Hangar
Di: J.J. (jjblue10@hotmail.com)


Chiuse gli occhi.
Era passato tanto tempo, troppo.
Era solo in quell'hangar abbandonato.
Con gli occhi chiusi ascoltava il rumore del suo respiro.
Fuori scrosciava il temporale.
Tuoni si alternavano a lampi.
Vento e pioggia si infiltravano nella porta aperta assieme al freddo della notte.
Un odore di bagnato si aggiunse agli altri odori presenti.
La natura si sfogava.
La natura piangeva.
Lui conservava il controllo.
Aveva un obiettivo.
Doveva lottare per realizzarlo.

"Uno in mezzo a tanti
E tanti in uno io, anche io,
Qui tra peccatori e santi
Io non sono mica Dio
Ma ho creato un sogno mio lì avanti."

Era abituato ormai a tenere per se i suoi problemi.
A stare solo.
A lottare e a decidere da sé.
Era finito il tempo in cui era stato un semplice cadetto.
Il tempo in cui qualcun'altro decideva per lui.
Da quando se ne era andato non aveva smesso di allenarsi.
Non aveva mai smesso per un secondo di migliorare le sue capacità.
Non voleva essere un Nessuno.
Voleva essere Qualcuno.
Aveva uno scopo.
Aspirazioni.
Ed era determinato ad ottenere ciò che voleva.
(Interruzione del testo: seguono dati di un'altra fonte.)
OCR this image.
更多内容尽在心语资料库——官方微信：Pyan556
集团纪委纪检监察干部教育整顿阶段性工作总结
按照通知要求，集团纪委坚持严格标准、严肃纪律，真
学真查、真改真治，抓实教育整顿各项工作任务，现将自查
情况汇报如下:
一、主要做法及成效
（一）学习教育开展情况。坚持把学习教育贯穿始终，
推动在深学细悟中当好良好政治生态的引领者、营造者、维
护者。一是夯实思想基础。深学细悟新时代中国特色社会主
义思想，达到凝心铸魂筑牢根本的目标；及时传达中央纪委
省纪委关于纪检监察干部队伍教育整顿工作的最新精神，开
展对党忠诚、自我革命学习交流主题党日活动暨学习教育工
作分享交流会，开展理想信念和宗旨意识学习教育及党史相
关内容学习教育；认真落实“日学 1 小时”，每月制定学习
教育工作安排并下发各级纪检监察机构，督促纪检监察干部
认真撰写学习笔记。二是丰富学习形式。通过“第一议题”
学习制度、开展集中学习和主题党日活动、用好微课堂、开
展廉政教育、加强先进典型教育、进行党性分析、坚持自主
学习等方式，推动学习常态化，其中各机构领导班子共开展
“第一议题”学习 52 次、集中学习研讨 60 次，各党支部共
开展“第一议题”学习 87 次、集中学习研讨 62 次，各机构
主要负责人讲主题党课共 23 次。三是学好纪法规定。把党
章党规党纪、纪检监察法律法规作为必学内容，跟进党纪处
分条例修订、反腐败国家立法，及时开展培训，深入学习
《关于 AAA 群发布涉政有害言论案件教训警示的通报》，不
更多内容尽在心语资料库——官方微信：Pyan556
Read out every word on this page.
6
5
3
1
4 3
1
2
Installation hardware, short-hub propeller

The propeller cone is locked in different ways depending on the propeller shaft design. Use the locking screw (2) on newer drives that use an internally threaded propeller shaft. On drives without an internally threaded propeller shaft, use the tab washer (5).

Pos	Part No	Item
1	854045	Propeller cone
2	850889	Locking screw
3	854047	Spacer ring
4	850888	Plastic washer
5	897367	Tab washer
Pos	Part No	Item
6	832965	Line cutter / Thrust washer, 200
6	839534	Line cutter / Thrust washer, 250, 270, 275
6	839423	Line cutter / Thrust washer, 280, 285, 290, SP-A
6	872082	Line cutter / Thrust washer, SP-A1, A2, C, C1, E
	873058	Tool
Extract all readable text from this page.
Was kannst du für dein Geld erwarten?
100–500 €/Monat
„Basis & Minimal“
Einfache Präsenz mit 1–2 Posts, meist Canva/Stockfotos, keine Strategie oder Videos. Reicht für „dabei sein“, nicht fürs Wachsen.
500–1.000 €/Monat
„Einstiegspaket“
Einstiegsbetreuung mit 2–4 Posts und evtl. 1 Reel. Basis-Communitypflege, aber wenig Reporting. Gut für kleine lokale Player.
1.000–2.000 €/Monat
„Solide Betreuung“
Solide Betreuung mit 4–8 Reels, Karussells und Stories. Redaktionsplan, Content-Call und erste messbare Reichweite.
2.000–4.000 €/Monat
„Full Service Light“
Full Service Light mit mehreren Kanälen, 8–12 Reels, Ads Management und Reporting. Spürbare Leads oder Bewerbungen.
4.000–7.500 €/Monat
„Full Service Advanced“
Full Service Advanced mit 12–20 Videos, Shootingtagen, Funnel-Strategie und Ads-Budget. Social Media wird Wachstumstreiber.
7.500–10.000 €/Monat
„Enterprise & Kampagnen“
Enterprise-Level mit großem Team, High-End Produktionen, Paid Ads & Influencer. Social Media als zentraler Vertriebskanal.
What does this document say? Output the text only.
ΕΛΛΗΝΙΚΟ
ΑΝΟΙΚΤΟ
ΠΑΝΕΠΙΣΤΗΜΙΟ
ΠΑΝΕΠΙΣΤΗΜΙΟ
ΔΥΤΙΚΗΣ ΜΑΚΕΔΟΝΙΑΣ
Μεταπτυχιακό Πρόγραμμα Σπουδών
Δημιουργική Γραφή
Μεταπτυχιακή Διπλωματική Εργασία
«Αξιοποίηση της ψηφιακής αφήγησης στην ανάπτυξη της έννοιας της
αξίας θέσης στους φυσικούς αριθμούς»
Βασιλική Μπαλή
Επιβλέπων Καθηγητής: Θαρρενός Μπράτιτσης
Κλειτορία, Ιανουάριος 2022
"Io sto con me da tanto ormai,
Con i miei guai dentro i miei se,
Lavoro come un pazzo
a questa cosa e so che farmene."

E la sua determinazione sembrava essere stata notata.
I Dimensionali l'avevano notata.
Nemesi l'aveva notata.
Non la sua gente ma un popolo alieno.
Non era ironico questo?
Essere apprezzati da degli alieni che cercano di uccidere la tua razza.
Degli alieni che gli avevano chiesto di unirsi a loro.
Di tradire la sua gente.
Che non lo voleva.
Avrebbe dovuto accettare?
Avrebbe potuto accettare?

"La volta che tolgo stand-by
E mi dirò vai anche se
Non sono più un ragazzo
Per scappar di casa e andarmene."

L'idea era invitante.
Andarsene.
Ricominciare.
Lasciare un posto in cui non avevano riconosciuto il suo talento.
Ed andare in un altro.
Dove aveva le possibilità di dimostrare che era il migliore.
Andarsene.
Ricominciare.

"Uno sulla soglia
E voglia e frenesia che porta via
Dentro questa lunga veglia
vincere alla lotteria
Il riscatto da una vita spoglia."

Cos'aveva lì che avrebbe dovuto spingerlo a rinunciare a quell'occasione?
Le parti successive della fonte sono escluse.